THE Scottish Government has been told to start planning now for a tax and spending double whammy that will strain its finances during the current parliament.

The Scottish Fiscal Commission, the Holyrood budget watchdog, said ministers must give “really serious thought” to looming tax shortfalls and rising social security costs. 

SFC chair Dame Susan Rice said the matter had to be “tackled sooner, not later”.

She was speaking the day after SNP Finance Secretary Kate Forbes presented her draft budget for 2022/23 to MSPs and the SFC published accompanying forecasts.

The independent body said ministers had to keep a close eye on social security spending, which is predicted to rise by a third from £4.1bn next year to £5.5bn by 2026/27.

In particular, ministers were told to monitor the devolved Adult Disability Payment (ADP) which next summer replaces the UK Personal Independence Payment (PIP).

This is expected to cost just over £3bn by 2026/27, almost 6% of the entire Holyrood budget, and £527m more than the less generous PIP system.

ADP is also set to add another £40m to the bill for carer’s allowance and its supplement.

People will quality for ADP on the basis of a disability or health condition, regardless of their income or employment status.

With older people more likely to qualify, and Scotland’s elderly population rising, the number of people on ADP is expected to increase over the next five years.

The SFC said the Scottish Government choices on social security would have “long-term spending implications, as once people are deemed eligible, they can continue to receive a payment for many years”.

It said the “sheer magnitude” of ADP meant the forecasts for it were among “the most crucial the Government has to keep its eye on for the future”.

Other changes to devolved social security mean that Holyrood will be spending £764m more than it gets from Westminster for welfare payments by the end of the parliament.

At the same time, Scotland’s lower economic growth and earnings relative to the rest of the UK mean devolved tax income is likely to be negative in four of the next five years.

This meaning devolved tax receipts will be more than outweighed by adjustments to the block grant going to Holyrood from Westminster.

The main driver is relatively poorer income tax receipts, which are forecast to be £417m lower than the block grant adjustment in 2026/27.

Income from land and buildings transaction tax and landfill tax are generally positive, but the combination of all three still leaves a £355m shortfall in 2026/27.

In addition, forecasting errors in the current year mean an adverse £469m budget “reconciliation” is now expected in 2026/27, with the Scottish Government only able to borrow £300m to cope with it, leaving ministers with a further £169m to find.
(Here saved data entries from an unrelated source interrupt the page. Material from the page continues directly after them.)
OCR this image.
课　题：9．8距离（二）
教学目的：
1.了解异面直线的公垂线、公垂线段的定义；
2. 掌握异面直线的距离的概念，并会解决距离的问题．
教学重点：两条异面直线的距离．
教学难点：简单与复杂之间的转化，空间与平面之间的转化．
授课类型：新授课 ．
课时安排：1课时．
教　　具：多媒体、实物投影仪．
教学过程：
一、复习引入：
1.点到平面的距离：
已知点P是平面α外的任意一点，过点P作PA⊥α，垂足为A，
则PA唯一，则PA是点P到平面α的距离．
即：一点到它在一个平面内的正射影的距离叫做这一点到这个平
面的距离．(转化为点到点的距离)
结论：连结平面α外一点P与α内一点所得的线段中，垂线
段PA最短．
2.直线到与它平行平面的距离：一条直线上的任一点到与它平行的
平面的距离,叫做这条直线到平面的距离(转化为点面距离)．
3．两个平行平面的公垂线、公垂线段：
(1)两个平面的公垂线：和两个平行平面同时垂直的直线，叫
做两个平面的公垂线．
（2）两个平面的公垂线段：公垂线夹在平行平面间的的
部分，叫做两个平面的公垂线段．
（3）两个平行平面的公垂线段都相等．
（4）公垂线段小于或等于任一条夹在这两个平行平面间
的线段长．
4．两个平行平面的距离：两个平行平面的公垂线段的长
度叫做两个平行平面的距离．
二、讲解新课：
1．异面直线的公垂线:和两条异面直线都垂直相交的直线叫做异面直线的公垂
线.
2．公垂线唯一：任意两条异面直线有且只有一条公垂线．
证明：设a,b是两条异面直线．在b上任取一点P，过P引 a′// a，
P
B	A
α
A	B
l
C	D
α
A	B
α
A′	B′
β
“Obviously that is a pressure,” said SFC chief executive John Ireland.

Dame Susan said it was “hard to say how worrying” the situation was, but added the SFC’s forecasts were intended to “signal there need to be plans now to anticipate how those social security programmes will be funded”.

Besides the advent of ADP, ministers are also doubling the Scottish Child Payment for low-income families to £20 a week from next April, costing £363m by 2026/27.

While the Scottish Government receives some cash from Westminster towards providing benefits, the SFC warned this money would not sufficient to cover all of the costs.

Dame Susan noted: “By 2024-25 we’re expecting spending on the Scottish Government’s largest social security payments, along with the completely new payments, to be around £750m more than the corresponding funding received as part of the block grant, reducing the funding available for other priorities.

“The reason we have pointed this out is simply to trigger for those involved in the discussion, which is the Parliament and the Government, to give some really serious thought about how to manage this very progressive social programme that the Government is putting out.

“They have some time, but that has to be tackled sooner, not later.”

She also noted the requirement for the Scottish Government to produce a balanced budget each year, leaving it unable to run up a deficit.

“There has to be a lot of discipline,” Dame Susan said.

The Scottish Government has been asked for comment.